Victoria Ocampo, una volta accettato il poeta nella sua villa, cominciò a sviluppare un sentimento amoroso sempre più forte nei suoi confronti. Questo amore era alimentato dalla loro frequentazione quotidiana e dalla crescente intimità emotiva. Tagore, durante la sua permanenza a Miralrio, scrisse molte poesie, alcune delle quali furono tradotte per Victoria, e successivamente raccolte nel volume Purabi. Il legame tra i due si intensificò, tanto che Victoria Ocampo passò dall’essere una semplice ammiratrice a provare una passione crescente, sebbene fosse sempre temperata dalla sua venerazione per il “Gurudev”, il nome onorifico con cui chiamava Rabindranath Tagore.

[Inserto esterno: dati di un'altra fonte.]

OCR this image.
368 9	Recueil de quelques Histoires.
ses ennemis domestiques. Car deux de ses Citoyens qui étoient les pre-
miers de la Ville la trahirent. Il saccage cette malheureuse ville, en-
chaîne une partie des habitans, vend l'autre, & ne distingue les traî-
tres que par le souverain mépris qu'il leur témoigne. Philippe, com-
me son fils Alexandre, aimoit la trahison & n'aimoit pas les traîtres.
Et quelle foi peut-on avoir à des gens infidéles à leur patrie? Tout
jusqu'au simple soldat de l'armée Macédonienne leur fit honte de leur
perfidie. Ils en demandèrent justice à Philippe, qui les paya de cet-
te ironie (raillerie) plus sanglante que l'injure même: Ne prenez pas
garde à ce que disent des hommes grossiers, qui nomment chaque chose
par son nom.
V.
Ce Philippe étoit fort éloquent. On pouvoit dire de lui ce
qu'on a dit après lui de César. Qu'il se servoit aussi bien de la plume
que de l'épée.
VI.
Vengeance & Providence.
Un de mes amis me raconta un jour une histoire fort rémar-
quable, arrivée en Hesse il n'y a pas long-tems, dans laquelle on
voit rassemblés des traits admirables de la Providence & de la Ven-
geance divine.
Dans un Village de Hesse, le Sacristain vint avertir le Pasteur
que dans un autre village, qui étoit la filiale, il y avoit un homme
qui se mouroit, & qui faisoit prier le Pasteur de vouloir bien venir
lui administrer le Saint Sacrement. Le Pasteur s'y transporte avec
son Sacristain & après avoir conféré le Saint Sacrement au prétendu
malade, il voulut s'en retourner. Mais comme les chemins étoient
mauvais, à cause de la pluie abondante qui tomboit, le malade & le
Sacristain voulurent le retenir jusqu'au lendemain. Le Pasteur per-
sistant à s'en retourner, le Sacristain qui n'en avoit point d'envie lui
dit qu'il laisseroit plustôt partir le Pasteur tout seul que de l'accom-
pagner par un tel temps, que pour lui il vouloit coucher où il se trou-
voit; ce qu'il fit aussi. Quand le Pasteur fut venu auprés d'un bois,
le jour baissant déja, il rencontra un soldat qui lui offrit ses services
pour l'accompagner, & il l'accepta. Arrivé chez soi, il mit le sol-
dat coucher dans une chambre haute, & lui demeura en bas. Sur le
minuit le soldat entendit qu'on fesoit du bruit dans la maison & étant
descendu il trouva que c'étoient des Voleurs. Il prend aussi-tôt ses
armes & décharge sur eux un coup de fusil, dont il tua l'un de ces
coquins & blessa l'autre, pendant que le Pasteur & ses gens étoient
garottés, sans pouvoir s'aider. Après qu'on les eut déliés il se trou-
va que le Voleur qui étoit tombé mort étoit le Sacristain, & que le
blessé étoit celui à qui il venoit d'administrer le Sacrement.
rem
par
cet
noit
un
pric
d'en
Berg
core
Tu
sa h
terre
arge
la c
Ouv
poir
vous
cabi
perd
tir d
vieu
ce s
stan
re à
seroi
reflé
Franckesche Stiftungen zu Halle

Tra passione e letteratura
Le lettere che Victoria Ocampo scrisse a Rabindranath Tagore durante il suo soggiorno riflettono un’intensità emotiva sempre più marcata. In esse, la donna esprimeva una serie di sentimenti contrastanti, tipici di un amore quasi mistico ed erotico. Questo aspetto fu notato anche da Drieu La Rochelle, un futuro amante di Victoria, che la definì una “mistica carnale”. Nelle lettere emerge un forte senso di devozione, ma anche una sofferenza latente, poiché Victoria si sentiva impotente di fronte alla grandezza intellettuale e spirituale di Tagore, incapace di colmare il divario tra il suo amore terreno e la missione umanistica universale del poeta.
Uno degli elementi centrali della relazione fu la gelosia che Victoria Ocampo provava nei confronti di Leonard Elmhirst, il segretario di Rabindranath Tagore, che aveva la possibilità di stare accanto al poeta senza le restrizioni sociali che invece limitavano Victoria. Questo sentimento era accompagnato da una paradossale attrazione verso lo stesso Elmhirst, culminata in un episodio in cui Victoria tentò un approccio fisico, che fu però respinto. Nonostante questo rifiuto, la donna riconobbe in Elmhirst una purezza di cuore e una gentilezza disinteressata, e mantenne un’amicizia duratura con lui.
Il rapporto tra Victoria Ocampo e Rabindranath Tagore rimase sempre segnato da un’inevitabile distanza, non solo fisica, ma anche emotiva. Nonostante la vicinanza quotidiana e il forte legame che si era creato, Victoria percepiva che il poeta non era in grado di comprendere o accettare pienamente il suo amore. Tagore, dedito alla sua missione spirituale e letteraria, appariva spesso inaccessibile, incapace di offrire a Victoria l’affetto e l’attenzione che lei desiderava. Questo senso di frustrazione e impotenza era mitigato dalla gioia di poter essere utile al suo amato, offrendogli un rifugio sicuro e un sostegno pratico durante la sua convalescenza.
Un rapporto simbolo delle sfide in amore
In conclusione, la relazione tra Victoria Ocampo e Rabindranath Tagore fu un incontro di anime profondamente diverse, unite dalla comune passione per la cultura e la letteratura, ma separate da un abisso di incomprensioni e aspettative non soddisfatte. Victoria, nella sua adorazione per il poeta, si trovò a vivere una dicotomia tra la gioia di essergli vicina e il dolore di non poter essere amata come desiderava. Il loro legame, sebbene intenso e significativo, rimase sempre segnato da una distanza insuperabile, simbolo delle complessità e delle sfide intrinseche nell’amore.
Il bellissimo carteggio si trova, in italiano, riunito nel volume “Non posso tradurre il mio cuore – Lettere 1924-1940” edito da Archinto.